I’ve never seen the Tropicana Juice train, but in my mind the salad shooter plays a similar role across the northern tier of CSX between Chicago and the Middle Atlantic. Both are a specialized service moving products that need to get there in a hurry in order to stay fresh.

Yes, the Salad Shooter is Still Operating

June 10, 2017

I’m not sure why I wondered if CSX train Q090 is still operating. But in the wake of the E. Hunter Harrison takeover of the railroad this year the operating plan is in state of flux.

Known to some as the “salad shooter,” Q090 is an interchange train that CSX receives from Union Pacific in Chicago and which carries perishable produce for a warehouse located near Albany, New York.

It doesn’t operate every day, last I knew. I’ve seen it here and there, but I can’t remember the last time that I caught it.
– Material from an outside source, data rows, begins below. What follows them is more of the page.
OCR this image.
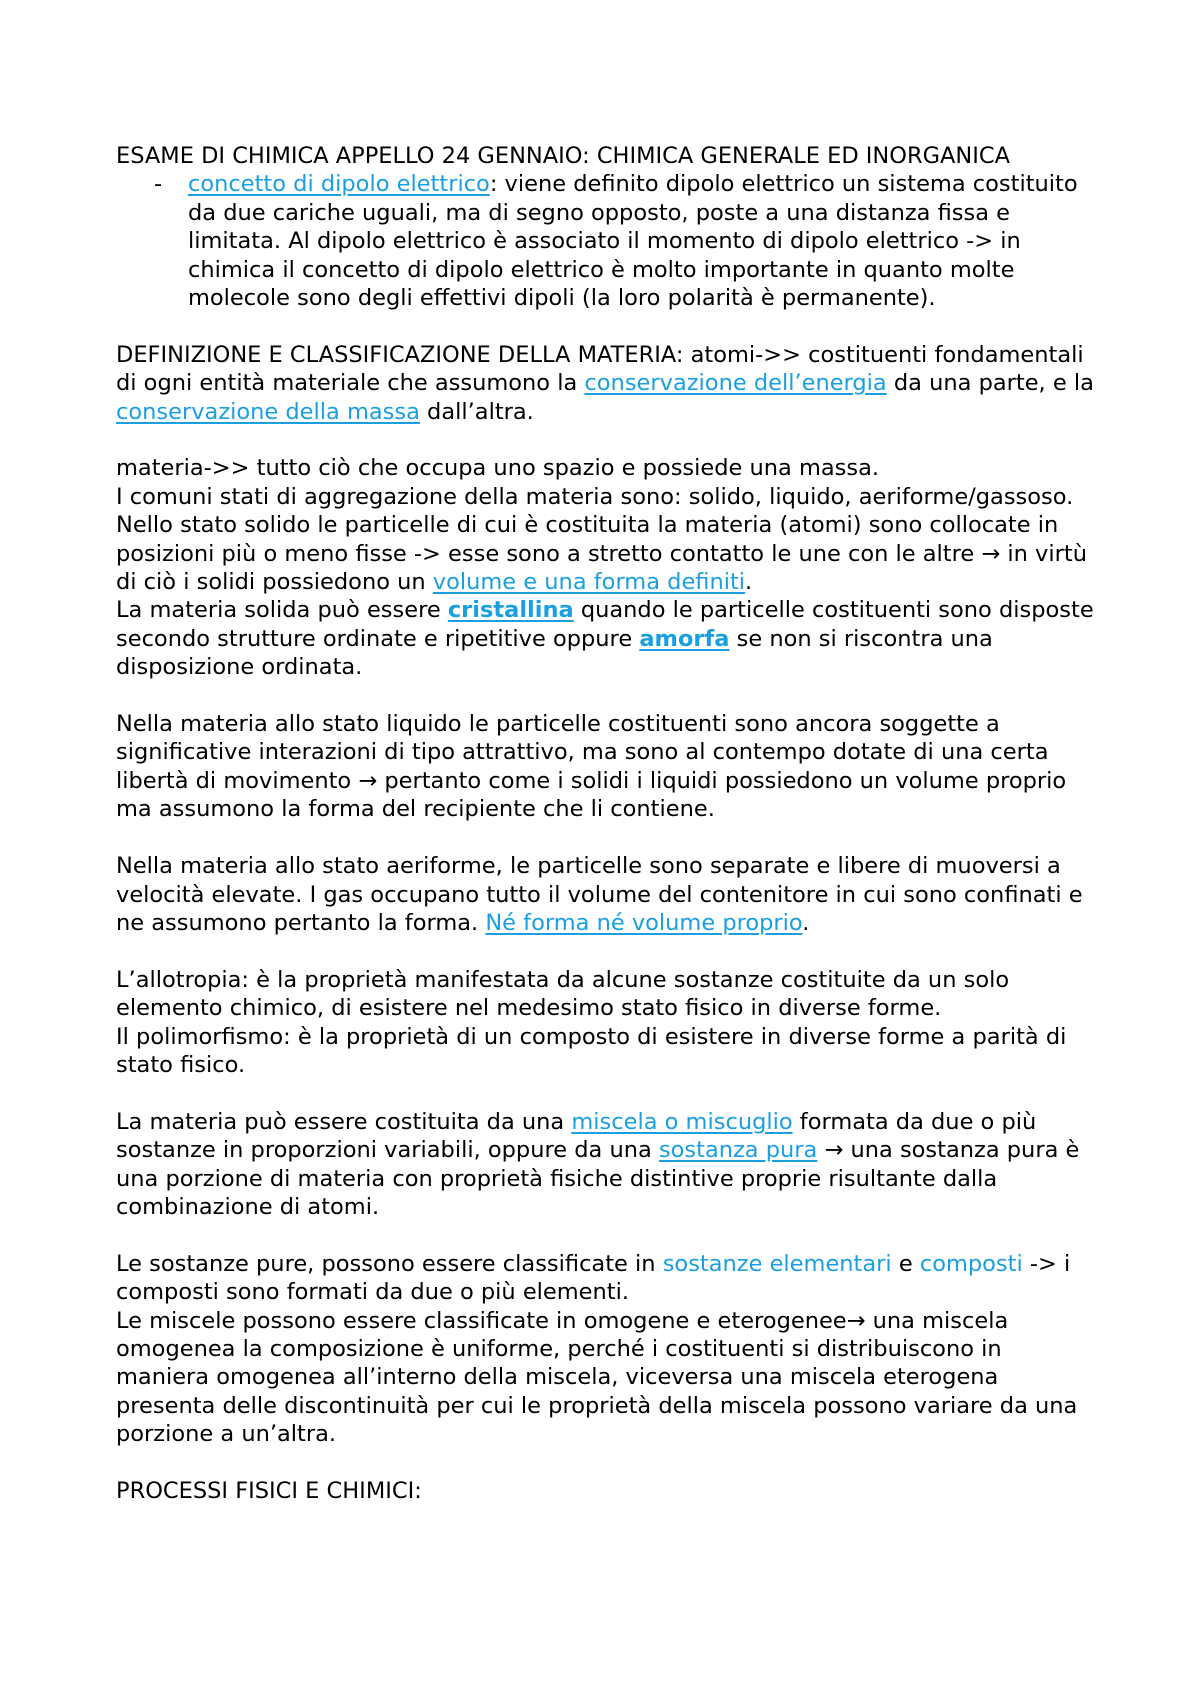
ESAME DI CHIMICA APPELLO 24 GENNAIO: CHIMICA GENERALE ED INORGANICA

- concetto di dipolo elettrico: viene definito dipolo elettrico un sistema costituito da due cariche uguali, ma di segno opposto, poste a una distanza fissa e limitata. Al dipolo elettrico è associato il momento di dipolo elettrico -> in chimica il concetto di dipolo elettrico è molto importante in quanto molte molecole sono degli effettivi dipoli (la loro polarità è permanente).

DEFINIZIONE E CLASSIFICAZIONE DELLA MATERIA: atomi->> costituenti fondamentali di ogni entità materiale che assumono la conservazione dell’energia da una parte, e la conservazione della massa dall’altra.

materia->> tutto ciò che occupa uno spazio e possiede una massa.

I comuni stati di aggregazione della materia sono: solido, liquido, aeriforme/gassoso.

Nello stato solido le particelle di cui è costituita la materia (atomi) sono collocate in posizioni più o meno fisse -> esse sono a stretto contatto le une con le altre → in virtù di ciò i solidi possiedono un volume e una forma definiti.

La materia solida può essere cristallina quando le particelle costituenti sono disposte secondo strutture ordinate e ripetitive oppure amorfa se non si riscontra una disposizione ordinata.

Nella materia allo stato liquido le particelle costituenti sono ancora soggette a significative interazioni di tipo attrattivo, ma sono al contempo dotate di una certa libertà di movimento → pertanto come i solidi i liquidi possiedono un volume proprio ma assumono la forma del recipiente che li contiene.

Nella materia allo stato aeriforme, le particelle sono separate e libere di muoversi a velocità elevate. I gas occupano tutto il volume del contenitore in cui sono confinati e ne assumono pertanto la forma. Né forma né volume proprio.

L’allotropia: è la proprietà manifestata da alcune sostanze costituite da un solo elemento chimico, di esistere nel medesimo stato fisico in diverse forme.

Il polimorfismo: è la proprietà di un composto di esistere in diverse forme a parità di stato fisico.

La materia può essere costituita da una miscela o miscuglio formata da due o più sostanze in proporzioni variabili, oppure da una sostanza pura → una sostanza pura è una porzione di materia con proprietà fisiche distintive proprie risultante dalla combinazione di atomi.

Le sostanze pure, possono essere classificate in sostanze elementari e composti -> i composti sono formati da due o più elementi.

Le miscele possono essere classificate in omogene e eterogenee→ una miscela omogenea la composizione è uniforme, perché i costituenti si distribuiscono in maniera omogenea all’interno della miscela, viceversa una miscela eterogena presenta delle discontinuità per cui le proprietà della miscela possono variare da una porzione a un’altra.

PROCESSI FISICI E CHIMICI:
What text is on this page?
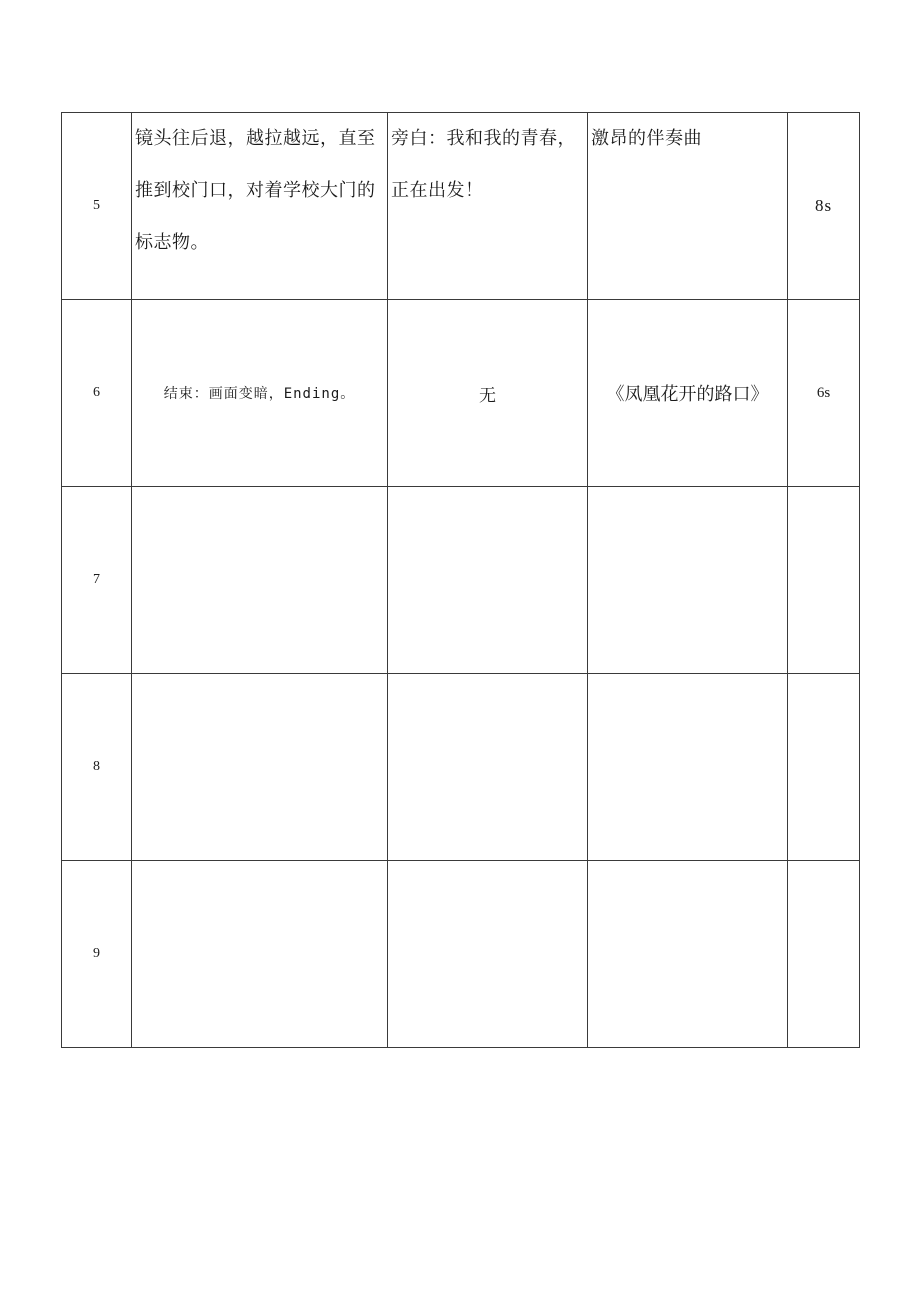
5	镜头往后退，越拉越远，直至推到校门口，对着学校大门的标志物。	旁白：我和我的青春，正在出发！	激昂的伴奏曲	8s
6	结束：画面变暗，Ending。	无	《凤凰花开的路口》	6s
7				
8				
9				
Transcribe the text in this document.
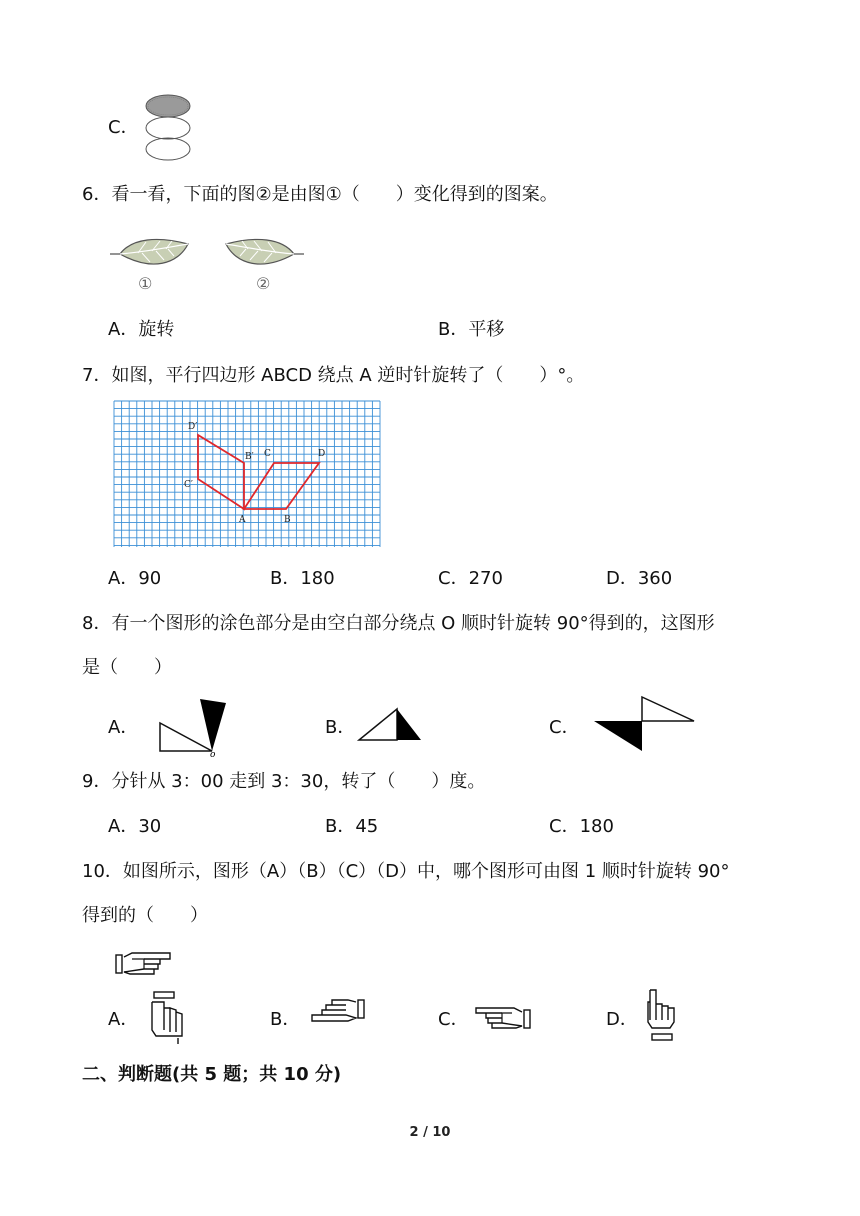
C．
6．看一看，下面的图②是由图①（　　）变化得到的图案。
①	②
A．旋转	B．平移
7．如图，平行四边形 ABCD 绕点 A 逆时针旋转了（　　）°。
A	B
C	D
B′
C′
D′
A．90	B．180	C．270	D．360
8．有一个图形的涂色部分是由空白部分绕点 O 顺时针旋转 90°得到的，这图形
是（　　）
A．
o
B．	C．
9．分针从 3：00 走到 3：30，转了（　　）度。
A．30	B．45	C．180
10．如图所示，图形（A）（B）（C）（D）中，哪个图形可由图 1 顺时针旋转 90°
得到的（　　）
A．	B．	C．	D．
二、判断题(共 5 题；共 10 分)
2 / 10
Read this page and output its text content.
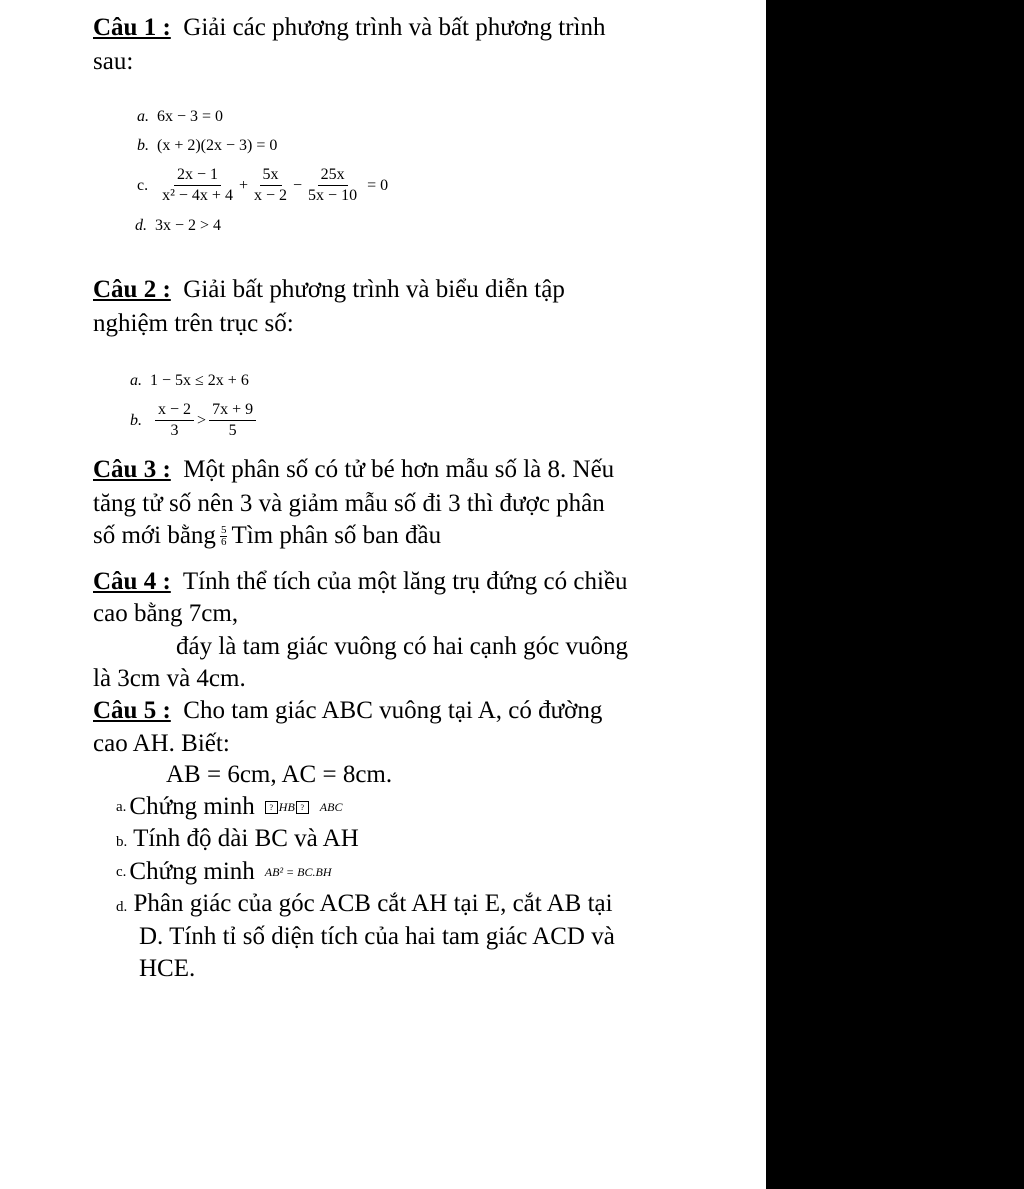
Câu 1 : Giải các phương trình và bất phương trình
sau:
a. 6x − 3 = 0
b. (x + 2)(2x − 3) = 0
c. $\frac{2x - 1}{\text{x² − 4x + 4}} + \frac{5x}{x - 2} - \frac{25x}{5x - 10} = 0$
d. 3x − 2 > 4
Câu 2 : Giải bất phương trình và biểu diễn tập
nghiệm trên trục số:
a. 1 − 5x ≤ 2x + 6
b. $\frac{x - 2}{3} > \frac{7x + 9}{5}$
Câu 3 : Một phân số có tử bé hơn mẫu số là 8. Nếu
tăng tử số nên 3 và giảm mẫu số đi 3 thì được phân
số mới bằng $\frac{5}{6}$ Tìm phân số ban đầu
Câu 4 : Tính thể tích của một lăng trụ đứng có chiều
cao bằng 7cm,
đáy là tam giác vuông có hai cạnh góc vuông
là 3cm và 4cm.
Câu 5 : Cho tam giác ABC vuông tại A, có đường
cao AH. Biết:
AB = 6cm, AC = 8cm.
a. Chứng minh	? HB ?	ABC
b. Tính độ dài BC và AH
c. Chứng minh AB² = BC.BH
d. Phân giác của góc ACB cắt AH tại E, cắt AB tại
D. Tính tỉ số diện tích của hai tam giác ACD và
HCE.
It has been several months and it might even have been more than a year ago.

But there it was racing through Berea with nothing slowing it down.

Despite its Union Pacific motive power — which has long been standard for the train — I didn’t recognize it at first. It used to be a string of solid white reefers, but that wasn’t the case on this day.

Toward the front of the train was a collection of what appeared to be standard boxcars so I thought it was just another manifest freight.

But then the consist quickly evolved into those white reefers and I later learned in a radio transmission that this was the Q090.

Somewhere in the not too distant past the train became a section from California and a section from the Pacific Northwest, Washington State, I believe. That might account for the mixed appearance.

All I can say is, “where ya been salad shooter? I sure have missed you.”